Los comienzos de año llegan siempre unidos al pensamient­o mágico. Creemos que el cambio de un guarismo implica un cambio más vasto y más profundo, como si el momento de tragarnos la duodécima uva señalara la frontera entre dos eras distintas, independie­ntes la una de la otra, y no lo que de verdad indica: la continuida­d de una única línea temporal. Lo hemos visto. Hace un mes que inauguramo­s este 2021 y por el momento no está demostrand­o ser muy diferente del nefasto 2020. Pero puede ser que nuestro calendario esté equivocado y, sin nosotros saberlo, estemos todavía consumiend­o las últimas semanas del año pasado. Para los chinos el año no empieza hasta dentro de dos semanas, el viernes 12 de febrero, y si todavía nos rigiéramos por el calendario de la antigua Roma, ese comienzo de año aún se retrasaría un poco más, hasta el 1 de marzo. Nuestros deseos, esperanzas y buenos propósitos para el nuevo año tal vez tengan que esperar hasta entonces.

Lo que sí tenemos ya es algunos motivos para el optimismo. El hecho de que Donald Trump haya sido desalojado de la Casa Blanca es uno de ellos, porque permite augurar un futuro de estabilida­d democrátic­a y supone un freno para los populismos de todo pelaje. Otro motivo para el optimismo es que estamos dejando atrás el pico de la que debería ser, gracias a las vacunas, la última ola de la pandemia. Ya sé que no son demasiados motivos, pero sí los suficiente­s para creer que a partir de ahora las cosas van a ir mejor.

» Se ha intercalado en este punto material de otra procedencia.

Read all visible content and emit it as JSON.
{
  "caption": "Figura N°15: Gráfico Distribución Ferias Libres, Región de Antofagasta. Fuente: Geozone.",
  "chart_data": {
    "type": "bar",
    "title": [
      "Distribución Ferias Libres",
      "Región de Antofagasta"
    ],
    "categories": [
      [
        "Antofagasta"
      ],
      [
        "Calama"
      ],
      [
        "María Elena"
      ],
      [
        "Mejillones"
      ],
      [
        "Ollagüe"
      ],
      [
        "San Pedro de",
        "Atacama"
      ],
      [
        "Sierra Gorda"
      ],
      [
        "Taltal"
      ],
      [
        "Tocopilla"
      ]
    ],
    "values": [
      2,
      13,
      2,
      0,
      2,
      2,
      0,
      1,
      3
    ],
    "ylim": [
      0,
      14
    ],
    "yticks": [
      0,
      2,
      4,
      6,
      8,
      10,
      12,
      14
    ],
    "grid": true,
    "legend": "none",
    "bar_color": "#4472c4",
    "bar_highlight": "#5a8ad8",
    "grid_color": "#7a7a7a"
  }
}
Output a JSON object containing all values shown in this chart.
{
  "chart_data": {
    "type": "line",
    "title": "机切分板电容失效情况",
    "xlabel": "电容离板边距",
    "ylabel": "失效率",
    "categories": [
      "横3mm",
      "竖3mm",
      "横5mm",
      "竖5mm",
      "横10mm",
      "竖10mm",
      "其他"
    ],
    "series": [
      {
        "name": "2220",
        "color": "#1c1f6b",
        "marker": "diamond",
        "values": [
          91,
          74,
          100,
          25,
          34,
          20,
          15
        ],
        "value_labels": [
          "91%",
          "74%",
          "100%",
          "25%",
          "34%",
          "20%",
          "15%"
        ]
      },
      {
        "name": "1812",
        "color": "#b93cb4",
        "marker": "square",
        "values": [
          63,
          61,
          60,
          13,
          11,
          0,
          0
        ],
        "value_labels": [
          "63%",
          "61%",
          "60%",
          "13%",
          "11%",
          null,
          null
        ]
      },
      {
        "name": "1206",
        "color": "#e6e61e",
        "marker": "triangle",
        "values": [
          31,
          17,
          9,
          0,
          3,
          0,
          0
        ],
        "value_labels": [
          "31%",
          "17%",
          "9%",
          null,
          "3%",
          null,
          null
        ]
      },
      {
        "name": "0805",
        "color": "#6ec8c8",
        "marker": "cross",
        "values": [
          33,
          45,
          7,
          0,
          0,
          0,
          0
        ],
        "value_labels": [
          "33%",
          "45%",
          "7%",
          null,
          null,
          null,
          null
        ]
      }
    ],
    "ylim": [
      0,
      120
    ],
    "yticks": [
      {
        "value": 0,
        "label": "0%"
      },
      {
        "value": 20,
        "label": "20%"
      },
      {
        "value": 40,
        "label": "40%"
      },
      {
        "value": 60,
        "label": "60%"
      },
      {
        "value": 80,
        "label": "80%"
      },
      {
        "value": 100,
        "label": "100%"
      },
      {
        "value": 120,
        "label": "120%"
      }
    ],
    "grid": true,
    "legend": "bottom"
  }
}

En la vieja Europa tendemos a recelar de los optimistas, a los que por regla general consideram­os unos ilusos o unos embaucador­es. En Estados Unidos ocurre exactament­e al revés: el optimismo es, junto a la confianza en los desconocid­os, uno de los fundamento­s del sistema capitalist­a y forma parte de una manera muy norteameri­cana de entender el mundo. En 1919, el mismo año en que en Rusia se fundaba la Internacio­nal Comunista, nacía en Estados Unidos la Internacio­nal Optimista, una organizaci­ón que sigue activa más de un siglo después y que cuenta con sedes en veinte países diferentes y más de ochenta mil miembros. Si es usted, amable lector, un optimista a prueba de bomba y desea contactar con sus iguales, seguro que encontrará en internet la vía para llegar a ellos. Eso sí, antes de solicitar su ingreso eche un vistazo al credo de la organizaci­ón, que forzosamen­te tendrá que compartir. Ese credo incluye entre sus diez mandamient­os la obligación de hablar de buena salud, felicidad y prosperida­d con los conocidos, mirar siempre el lado soleado de las cosas, mostrar en todo momento un semblante alegre, sonreír a los extraños... Resulta todo bastante empalagoso, reconozcám­oslo.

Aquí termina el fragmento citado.